Cahaya adalah haqq. Ia sesuatu yang nyata dan wujud. Sedangkan gelap (akibat tidak ditimpa cahaya) adalah batil. Ia tidak wujud dan tidak pernah ada. Mbah Nun menyatakan, “Kegelapan tidak pernah ada. Tuhan tidak menciptakan kegelapan.”
Saya coba mengerjakan pekerjaan rumah itu. Al-hamdulillah, saya menemukan mantiq-nya melalui logika Matematika. Misalnya, 1+2=3
. Itu fakta. Ia benar adanya. Menjadi tidak nyata atau tidak benar ketika 1+2=5
. Ia tidak mungkin ada dan tidak akan pernah ada.
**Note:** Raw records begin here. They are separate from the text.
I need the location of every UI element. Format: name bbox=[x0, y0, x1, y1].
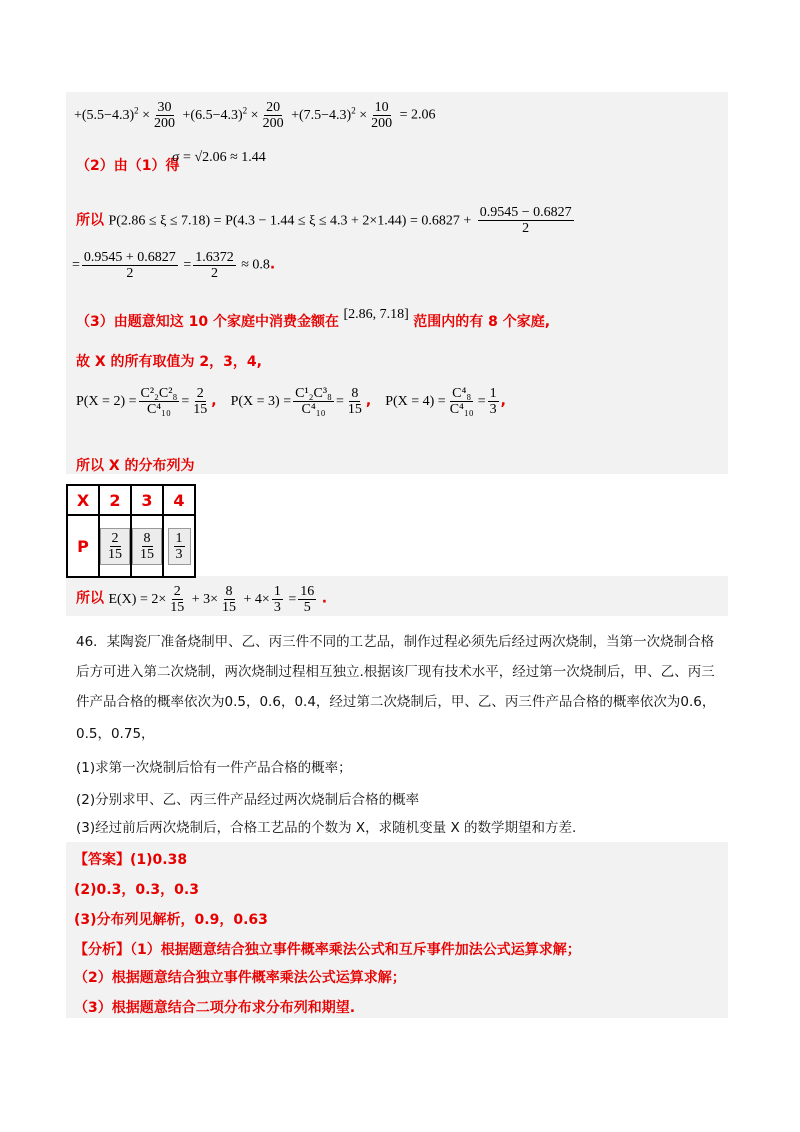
question-text-line-3: 件产品合格的概率依次为0.5，0.6，0.4，经过第二次烧制后，甲、乙、丙三件产品合格的概率依次为0.6， bbox=[76, 694, 716, 710]
table-row bbox=[67, 485, 195, 515]
probabilities-line bbox=[76, 386, 506, 417]
table-p-value: $\frac{2}{15}$ bbox=[100, 516, 130, 576]
part2-heading: （2）由（1）得 bbox=[76, 158, 180, 174]
table-p-value: $\frac{1}{3}$ bbox=[164, 516, 194, 576]
x-values-line: 故 X 的所有取值为 2，3，4, bbox=[76, 354, 262, 370]
answer-2: (2)0.3，0.3，0.3 bbox=[74, 882, 199, 898]
subquestion-2: (2)分别求甲、乙、丙三件产品经过两次烧制后合格的概率 bbox=[76, 792, 420, 808]
distribution-table bbox=[66, 484, 196, 578]
table-x-value: 3 bbox=[141, 490, 153, 510]
subquestion-1: (1)求第一次烧制后恰有一件产品合格的概率； bbox=[76, 760, 352, 776]
subquestion-3: (3)经过前后两次烧制后，合格工艺品的个数为 X，求随机变量 X 的数学期望和方差. bbox=[76, 820, 577, 836]
prob-x2: P(X = 2) = $\frac{\text{C²₂C²₈}}{\text{C⁴₁₀}}$ = $\frac{2}{15}$ , bbox=[76, 386, 217, 417]
sigma-value: σ = √2.06 ≈ 1.44 bbox=[172, 150, 266, 165]
probability-result-line: = $\frac{0.9545 + 0.6827}{2}$ = $\frac{1.6372}{2}$ ≈ 0.8. bbox=[72, 250, 276, 281]
question-text-line-4: 0.5，0.75， bbox=[76, 726, 155, 742]
table-x-label: X bbox=[76, 490, 90, 510]
analysis-1: 【分析】（1）根据题意结合独立事件概率乘法公式和互斥事件加法公式运算求解； bbox=[74, 942, 581, 958]
analysis-2: （2）根据题意结合独立事件概率乘法公式运算求解； bbox=[74, 970, 406, 986]
variance-result: = 2.06 bbox=[399, 107, 436, 123]
distribution-title: 所以 X 的分布列为 bbox=[76, 458, 195, 474]
term-3: $+(7.5-4.3)^2$ × $\frac{10}{200}$ bbox=[291, 100, 393, 131]
prob-x3: P(X = 3) = $\frac{\text{C¹₂C³₈}}{\text{C⁴₁₀}}$ = $\frac{8}{15}$ , bbox=[230, 386, 372, 417]
part3-heading: （3）由题意知这 10 个家庭中消费金额在 [2.86, 7.18] 范围内的有 8 个家庭, bbox=[76, 307, 551, 330]
answer-3: (3)分布列见解析，0.9，0.63 bbox=[74, 912, 268, 928]
table-p-label: P bbox=[77, 536, 89, 556]
probability-line: 所以 P(2.86 ≤ ξ ≤ 7.18) = P(4.3 − 1.44 ≤ ξ ≤ 4.3 + 2×1.44) = 0.6827 + $\frac{0.9545 - 0.6827}{2}$ bbox=[76, 205, 572, 236]
question-text-line-1: 46．某陶瓷厂准备烧制甲、乙、丙三件不同的工艺品，制作过程必须先后经过两次烧制，当第一次烧制合格 bbox=[76, 634, 715, 650]
table-x-value: 4 bbox=[173, 490, 185, 510]
fraction: $\frac{0.9545 - 0.6827}{2}$ bbox=[479, 205, 572, 236]
term-2: $+(6.5-4.3)^2$ × $\frac{20}{200}$ bbox=[182, 100, 284, 131]
term-1: $+(5.5-4.3)^2$ × $\frac{30}{200}$ bbox=[74, 100, 176, 131]
answer-1: 【答案】(1)0.38 bbox=[74, 852, 188, 868]
table-row bbox=[67, 515, 195, 577]
prob-x4: P(X = 4) = $\frac{\text{C⁴₈}}{\text{C⁴₁₀}}$ = $\frac{1}{3}$ , bbox=[385, 386, 506, 417]
table-x-value: 2 bbox=[109, 490, 121, 510]
expectation-line: 所以 E(X) = 2× $\frac{2}{15}$ + 3× $\frac{8}{15}$ + 4× $\frac{1}{3}$ = $\frac{16}{5}$ . bbox=[76, 584, 328, 615]
analysis-3: （3）根据题意结合二项分布求分布列和期望. bbox=[74, 1000, 356, 1016]
table-p-value: $\frac{8}{15}$ bbox=[132, 516, 162, 576]
question-text-line-2: 后方可进入第二次烧制，两次烧制过程相互独立.根据该厂现有技术水平，经过第一次烧制后，甲、乙、丙三 bbox=[76, 664, 715, 680]
variance-continuation bbox=[74, 100, 436, 131]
Bagaimana jika yang menyatakan 1+2=5
adalah anak kecil? Fakta bahwa ada anak kecil menyatakan 1+2=5
itu benar. Namun, 5
sebagai hasil penjumlahan 1+2
adalah realitas yang tidak ada dan tidak akan pernah ada. Inilah kegelapan, seolah-olah ada tapi aslinya tidak ada.
Jika logika tersebut digunakan untuk memahami tauhid, maka Allah Swt itu Ada yang Sejatinya Ada. Ada-Nya bersifat absolut. Mutlak. Sedangkan makhluk (aslinya) tidak ada. Ia tidak akan pernah ada. Kalau pun dianggap ada — itu pun karena diadakan oleh Yang Maha Ada — adanya makhluk bersifat relatif. Adanya adalah seolah-olah karena memang aslinya tidak ada.
Benar apa yang disampaikan Mbah Nun: Allah tidak menciptakan kegelapan. Dia “menimpakan” Cahaya-Nya sehingga makhluk yang asalnya tidak ada menjadi ada. Allah adalah Cahaya langit dan bumi. Ia menjadi realitas yang Haqq. Ada makhluk atau tidak ada makhluk, Allah pasti ada.
Bagaimana menerapkan kesadaran tersebut? Saat bekerja mencari nafkah kita harus yakin rezeki datang dari Allah (Ar-Razaq, Maha Pemberi Rezeki). Mendapat nilai ujian yang memuaskan harus diyakini bahwa yang memberi hidayah ilmu adalah Allah. Pokoknya, apa pun yang terjadi dalam hidup kita Allah Swt selalu Maha Berkuasa atas segala sesuatu.
Hanya Allah yang sanggup menjamin hidup kita. Hasbunallah wa ni’mal wakil. Kita tidak akan bersikap gumedhe, congkak, dan besar kepala. Hanya Allah yang Akbar. Hanya Allah yang Maha Rahman dan Rahim. Mudah-mudahan kita dititipi kesadaran yang muthmainnah: laa khoufun ‘alaihim wala hum yahzanuun (QS. Yunus: 62).
Yang selain Allah akan selalu bersifat relatif. Kebenaran dari manusia pun bergantung ruang dan waktu. Al-Haqqu min rabbika. Kebenaran sejati dari dan milik Allah semata.
Lantas, masih adakah kegelapan ketika Cahaya Maha Cahaya mengguyur kita?